One of primary issues in the coffee manufacturing industry is the production of large amounts of undesirable residues, which include the pericarp (outer skin), pulp (outer mesocarp), parchment (endocarp), silver-skin (epidermis) and mucilage (inner mesocarp) that cause environmental problems due to toxic molecules contained therein. This study evaluated the optimal hydrogen production from coffee mucilage combined with organic wastes (wholesale market garbage) in a dark fermentation process. The supplementation of organic wastes offered appropriate carbon and nitrogen sources with further nutrients; it was positively effective in achieving cumulative hydrogen production. Three different ratios of coffee mucilage and organic wastes (8:2, 5:5, and 2:8) were tested in 30 L bioreactors using two-level factorial design experiments. The highest cumulative hydrogen volume of 25.9 L was gained for an 8:2 ratio (coffee mucilage: organic wastes) after 72 h, which corresponded to 1.295 L hydrogen/L substrates (0.248 mol hydrogen/mol hexose).

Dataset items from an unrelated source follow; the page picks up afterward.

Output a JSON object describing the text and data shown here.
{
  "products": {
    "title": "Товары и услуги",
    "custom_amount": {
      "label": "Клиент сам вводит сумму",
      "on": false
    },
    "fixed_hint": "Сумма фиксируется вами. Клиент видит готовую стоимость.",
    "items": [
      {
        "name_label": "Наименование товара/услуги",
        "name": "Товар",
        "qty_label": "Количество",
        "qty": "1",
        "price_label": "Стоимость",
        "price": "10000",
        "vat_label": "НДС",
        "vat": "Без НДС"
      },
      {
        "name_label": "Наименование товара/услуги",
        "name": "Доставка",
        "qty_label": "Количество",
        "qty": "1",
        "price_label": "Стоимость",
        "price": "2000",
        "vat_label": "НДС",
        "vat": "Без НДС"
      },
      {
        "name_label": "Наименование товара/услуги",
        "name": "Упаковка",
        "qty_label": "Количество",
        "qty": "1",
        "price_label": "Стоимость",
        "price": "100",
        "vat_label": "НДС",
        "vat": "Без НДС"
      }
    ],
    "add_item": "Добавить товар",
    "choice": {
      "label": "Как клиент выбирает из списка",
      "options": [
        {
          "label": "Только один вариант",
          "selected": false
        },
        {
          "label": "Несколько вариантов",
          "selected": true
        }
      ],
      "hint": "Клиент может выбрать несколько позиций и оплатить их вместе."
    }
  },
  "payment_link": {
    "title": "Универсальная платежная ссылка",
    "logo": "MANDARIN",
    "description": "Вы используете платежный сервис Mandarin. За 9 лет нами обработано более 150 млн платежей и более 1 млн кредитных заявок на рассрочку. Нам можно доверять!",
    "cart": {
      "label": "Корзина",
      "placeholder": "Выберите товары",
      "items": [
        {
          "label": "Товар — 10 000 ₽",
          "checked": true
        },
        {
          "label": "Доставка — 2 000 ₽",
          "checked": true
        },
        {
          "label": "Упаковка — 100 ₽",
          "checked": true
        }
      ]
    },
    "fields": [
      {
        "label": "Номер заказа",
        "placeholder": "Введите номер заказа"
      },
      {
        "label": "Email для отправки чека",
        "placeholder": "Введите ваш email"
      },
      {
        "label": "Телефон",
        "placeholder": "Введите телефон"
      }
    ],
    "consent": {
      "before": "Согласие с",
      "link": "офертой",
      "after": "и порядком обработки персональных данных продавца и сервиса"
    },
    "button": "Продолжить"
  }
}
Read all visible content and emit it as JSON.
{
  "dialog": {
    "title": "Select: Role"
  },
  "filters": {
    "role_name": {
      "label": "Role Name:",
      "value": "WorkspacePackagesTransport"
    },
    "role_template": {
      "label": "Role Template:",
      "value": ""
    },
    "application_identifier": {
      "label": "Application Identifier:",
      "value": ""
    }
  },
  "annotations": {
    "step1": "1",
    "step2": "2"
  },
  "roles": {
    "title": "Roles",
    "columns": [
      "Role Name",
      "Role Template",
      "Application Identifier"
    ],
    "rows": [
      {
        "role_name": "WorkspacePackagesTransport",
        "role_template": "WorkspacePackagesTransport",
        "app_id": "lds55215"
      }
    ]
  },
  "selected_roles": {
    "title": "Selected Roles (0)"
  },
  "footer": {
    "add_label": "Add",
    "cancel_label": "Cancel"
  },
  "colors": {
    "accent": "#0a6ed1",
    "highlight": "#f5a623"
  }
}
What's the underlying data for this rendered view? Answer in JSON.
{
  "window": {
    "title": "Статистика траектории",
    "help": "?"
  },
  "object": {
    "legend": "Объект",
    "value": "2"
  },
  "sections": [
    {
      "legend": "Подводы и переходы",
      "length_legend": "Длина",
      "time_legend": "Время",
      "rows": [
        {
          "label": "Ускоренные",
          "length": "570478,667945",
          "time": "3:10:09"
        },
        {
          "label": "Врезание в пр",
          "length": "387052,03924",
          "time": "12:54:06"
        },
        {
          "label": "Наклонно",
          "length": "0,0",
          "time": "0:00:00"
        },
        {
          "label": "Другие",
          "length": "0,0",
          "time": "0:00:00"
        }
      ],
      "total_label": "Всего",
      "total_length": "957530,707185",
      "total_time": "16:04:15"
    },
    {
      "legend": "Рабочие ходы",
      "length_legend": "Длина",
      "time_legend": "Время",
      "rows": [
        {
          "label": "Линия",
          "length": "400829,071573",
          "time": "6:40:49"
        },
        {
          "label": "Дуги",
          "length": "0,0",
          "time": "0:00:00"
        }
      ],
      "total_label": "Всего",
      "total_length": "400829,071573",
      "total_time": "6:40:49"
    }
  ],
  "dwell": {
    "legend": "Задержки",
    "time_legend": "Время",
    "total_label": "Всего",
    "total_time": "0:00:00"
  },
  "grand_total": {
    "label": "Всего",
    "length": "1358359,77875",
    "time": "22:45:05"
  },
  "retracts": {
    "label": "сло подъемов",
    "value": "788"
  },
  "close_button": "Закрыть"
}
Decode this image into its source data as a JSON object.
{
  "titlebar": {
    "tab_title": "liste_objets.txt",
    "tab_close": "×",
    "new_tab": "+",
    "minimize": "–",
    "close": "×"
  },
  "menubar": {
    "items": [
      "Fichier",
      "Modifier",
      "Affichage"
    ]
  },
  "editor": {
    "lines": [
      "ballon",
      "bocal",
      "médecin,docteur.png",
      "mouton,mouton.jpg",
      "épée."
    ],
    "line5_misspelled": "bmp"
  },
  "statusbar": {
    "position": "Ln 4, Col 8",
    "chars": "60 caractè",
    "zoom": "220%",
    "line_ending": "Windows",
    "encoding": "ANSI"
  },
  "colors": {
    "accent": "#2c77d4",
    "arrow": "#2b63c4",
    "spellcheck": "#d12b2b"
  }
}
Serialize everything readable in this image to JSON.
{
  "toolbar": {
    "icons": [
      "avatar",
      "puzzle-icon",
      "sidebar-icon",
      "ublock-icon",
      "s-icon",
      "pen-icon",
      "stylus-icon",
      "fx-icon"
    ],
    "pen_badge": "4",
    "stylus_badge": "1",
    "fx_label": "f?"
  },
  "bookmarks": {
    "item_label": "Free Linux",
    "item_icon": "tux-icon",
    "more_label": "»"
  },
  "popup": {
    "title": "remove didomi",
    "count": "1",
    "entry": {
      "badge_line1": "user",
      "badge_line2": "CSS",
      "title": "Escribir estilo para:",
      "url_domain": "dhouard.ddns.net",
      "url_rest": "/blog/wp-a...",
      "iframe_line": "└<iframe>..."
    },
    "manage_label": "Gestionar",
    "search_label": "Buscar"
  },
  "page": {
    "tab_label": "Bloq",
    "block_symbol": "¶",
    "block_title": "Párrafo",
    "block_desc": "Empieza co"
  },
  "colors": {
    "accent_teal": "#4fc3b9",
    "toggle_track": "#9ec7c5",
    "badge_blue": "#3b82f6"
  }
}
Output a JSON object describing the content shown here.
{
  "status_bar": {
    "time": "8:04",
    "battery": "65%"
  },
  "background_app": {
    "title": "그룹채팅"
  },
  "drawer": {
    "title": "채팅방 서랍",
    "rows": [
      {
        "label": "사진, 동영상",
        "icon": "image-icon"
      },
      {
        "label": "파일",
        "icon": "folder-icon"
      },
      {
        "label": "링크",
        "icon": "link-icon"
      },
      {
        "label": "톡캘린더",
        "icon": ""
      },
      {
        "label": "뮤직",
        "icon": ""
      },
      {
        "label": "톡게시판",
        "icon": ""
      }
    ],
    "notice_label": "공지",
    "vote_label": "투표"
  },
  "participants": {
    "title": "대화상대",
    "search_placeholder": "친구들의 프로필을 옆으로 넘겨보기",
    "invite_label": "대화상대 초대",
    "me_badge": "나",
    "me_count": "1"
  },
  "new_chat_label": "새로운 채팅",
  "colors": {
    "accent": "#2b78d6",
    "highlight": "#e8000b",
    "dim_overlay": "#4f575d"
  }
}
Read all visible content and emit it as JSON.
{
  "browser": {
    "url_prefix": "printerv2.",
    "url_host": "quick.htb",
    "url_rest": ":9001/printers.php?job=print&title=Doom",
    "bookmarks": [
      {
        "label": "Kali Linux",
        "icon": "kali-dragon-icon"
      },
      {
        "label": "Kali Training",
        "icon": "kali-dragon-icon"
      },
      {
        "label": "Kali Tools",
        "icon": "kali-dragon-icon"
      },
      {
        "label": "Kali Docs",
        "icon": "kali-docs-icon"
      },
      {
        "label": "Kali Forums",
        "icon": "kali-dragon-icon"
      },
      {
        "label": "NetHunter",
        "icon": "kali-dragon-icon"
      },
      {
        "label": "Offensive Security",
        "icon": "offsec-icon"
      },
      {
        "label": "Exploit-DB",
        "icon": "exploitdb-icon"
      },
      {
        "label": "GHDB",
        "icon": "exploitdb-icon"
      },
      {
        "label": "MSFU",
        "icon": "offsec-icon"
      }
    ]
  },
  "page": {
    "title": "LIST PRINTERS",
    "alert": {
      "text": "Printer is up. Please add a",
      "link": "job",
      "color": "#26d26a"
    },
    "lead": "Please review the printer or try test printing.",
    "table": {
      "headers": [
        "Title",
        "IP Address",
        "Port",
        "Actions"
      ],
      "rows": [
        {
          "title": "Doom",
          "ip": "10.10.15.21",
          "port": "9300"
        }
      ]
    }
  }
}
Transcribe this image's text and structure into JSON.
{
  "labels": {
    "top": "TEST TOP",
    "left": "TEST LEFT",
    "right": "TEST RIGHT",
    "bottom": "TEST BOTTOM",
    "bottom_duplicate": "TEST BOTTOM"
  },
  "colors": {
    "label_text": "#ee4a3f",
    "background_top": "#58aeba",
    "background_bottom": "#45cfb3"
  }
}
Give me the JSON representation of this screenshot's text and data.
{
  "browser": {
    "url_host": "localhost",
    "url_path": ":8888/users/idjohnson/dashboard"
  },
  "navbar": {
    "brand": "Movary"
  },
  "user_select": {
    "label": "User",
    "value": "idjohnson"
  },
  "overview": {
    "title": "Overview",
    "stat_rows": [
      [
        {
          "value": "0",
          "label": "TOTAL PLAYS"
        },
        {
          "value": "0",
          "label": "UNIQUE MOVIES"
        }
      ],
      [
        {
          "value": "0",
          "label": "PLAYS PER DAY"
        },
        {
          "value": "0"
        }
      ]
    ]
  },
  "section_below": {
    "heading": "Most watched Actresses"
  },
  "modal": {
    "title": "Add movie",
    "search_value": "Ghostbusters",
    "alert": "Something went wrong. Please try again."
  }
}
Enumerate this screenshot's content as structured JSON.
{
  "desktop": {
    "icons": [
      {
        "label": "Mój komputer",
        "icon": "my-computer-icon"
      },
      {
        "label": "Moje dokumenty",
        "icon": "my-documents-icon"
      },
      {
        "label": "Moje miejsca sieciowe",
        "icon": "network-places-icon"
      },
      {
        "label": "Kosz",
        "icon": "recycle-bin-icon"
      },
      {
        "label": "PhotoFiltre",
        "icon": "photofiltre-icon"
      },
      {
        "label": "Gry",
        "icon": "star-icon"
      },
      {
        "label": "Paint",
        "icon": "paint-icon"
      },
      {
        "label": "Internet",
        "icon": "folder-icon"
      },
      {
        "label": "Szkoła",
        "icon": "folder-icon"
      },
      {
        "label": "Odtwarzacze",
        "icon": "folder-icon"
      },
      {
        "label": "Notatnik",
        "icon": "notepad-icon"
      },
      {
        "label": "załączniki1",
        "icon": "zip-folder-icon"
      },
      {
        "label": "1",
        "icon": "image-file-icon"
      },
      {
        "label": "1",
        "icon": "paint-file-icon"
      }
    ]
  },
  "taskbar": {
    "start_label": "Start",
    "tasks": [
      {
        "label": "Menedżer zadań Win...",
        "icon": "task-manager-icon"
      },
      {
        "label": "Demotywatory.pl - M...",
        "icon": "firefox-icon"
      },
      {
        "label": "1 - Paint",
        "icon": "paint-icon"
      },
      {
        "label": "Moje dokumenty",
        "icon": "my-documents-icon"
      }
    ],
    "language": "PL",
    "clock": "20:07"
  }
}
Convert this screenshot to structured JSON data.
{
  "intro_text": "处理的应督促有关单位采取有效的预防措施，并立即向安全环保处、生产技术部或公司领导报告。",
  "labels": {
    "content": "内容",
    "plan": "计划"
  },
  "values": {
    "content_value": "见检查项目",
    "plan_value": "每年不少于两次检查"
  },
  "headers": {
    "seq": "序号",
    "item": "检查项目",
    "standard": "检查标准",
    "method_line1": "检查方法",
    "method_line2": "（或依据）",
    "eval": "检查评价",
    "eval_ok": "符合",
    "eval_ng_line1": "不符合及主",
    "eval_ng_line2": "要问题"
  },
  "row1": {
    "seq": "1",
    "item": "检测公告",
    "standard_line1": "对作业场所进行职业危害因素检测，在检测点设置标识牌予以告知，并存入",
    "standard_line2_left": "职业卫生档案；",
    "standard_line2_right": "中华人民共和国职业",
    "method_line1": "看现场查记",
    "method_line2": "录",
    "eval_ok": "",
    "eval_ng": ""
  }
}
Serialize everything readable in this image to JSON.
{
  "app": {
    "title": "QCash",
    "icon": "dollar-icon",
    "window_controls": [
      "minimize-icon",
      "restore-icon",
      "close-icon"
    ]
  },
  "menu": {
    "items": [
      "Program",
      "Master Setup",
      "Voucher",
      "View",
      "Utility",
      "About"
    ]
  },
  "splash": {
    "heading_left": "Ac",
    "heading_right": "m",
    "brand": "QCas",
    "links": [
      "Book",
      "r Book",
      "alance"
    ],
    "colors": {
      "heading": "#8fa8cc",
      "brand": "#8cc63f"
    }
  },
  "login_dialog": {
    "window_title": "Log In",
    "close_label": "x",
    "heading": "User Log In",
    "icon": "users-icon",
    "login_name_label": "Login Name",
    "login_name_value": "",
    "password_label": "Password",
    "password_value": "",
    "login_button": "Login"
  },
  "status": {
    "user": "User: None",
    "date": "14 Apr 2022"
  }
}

Biochemical identification of microorganisms found that seven microorganisms were involved in the hydrogen metabolism. Further studies of anaerobic fermentative digestion with each isolated pure bacterium under similar experimental conditions reached a lower final hydrogen yield (up to 9.3 L) than the result from the non-isolated sample (25.9 L). Interestingly, however, co-cultivation of two identified microorganisms (Kocuria kristinae and Brevibacillus laterosporus), who were relatively highly associated with hydrogen production, gave a higher yield (14.7 L) than single bacterium inoculum but lower than that of the non-isolated tests. This work confirms that the re-utilization of coffee mucilage combined with organic wastes is practical for hydrogen fermentation in anaerobic conditions, and it would be influenced by the bacterial consortium involved.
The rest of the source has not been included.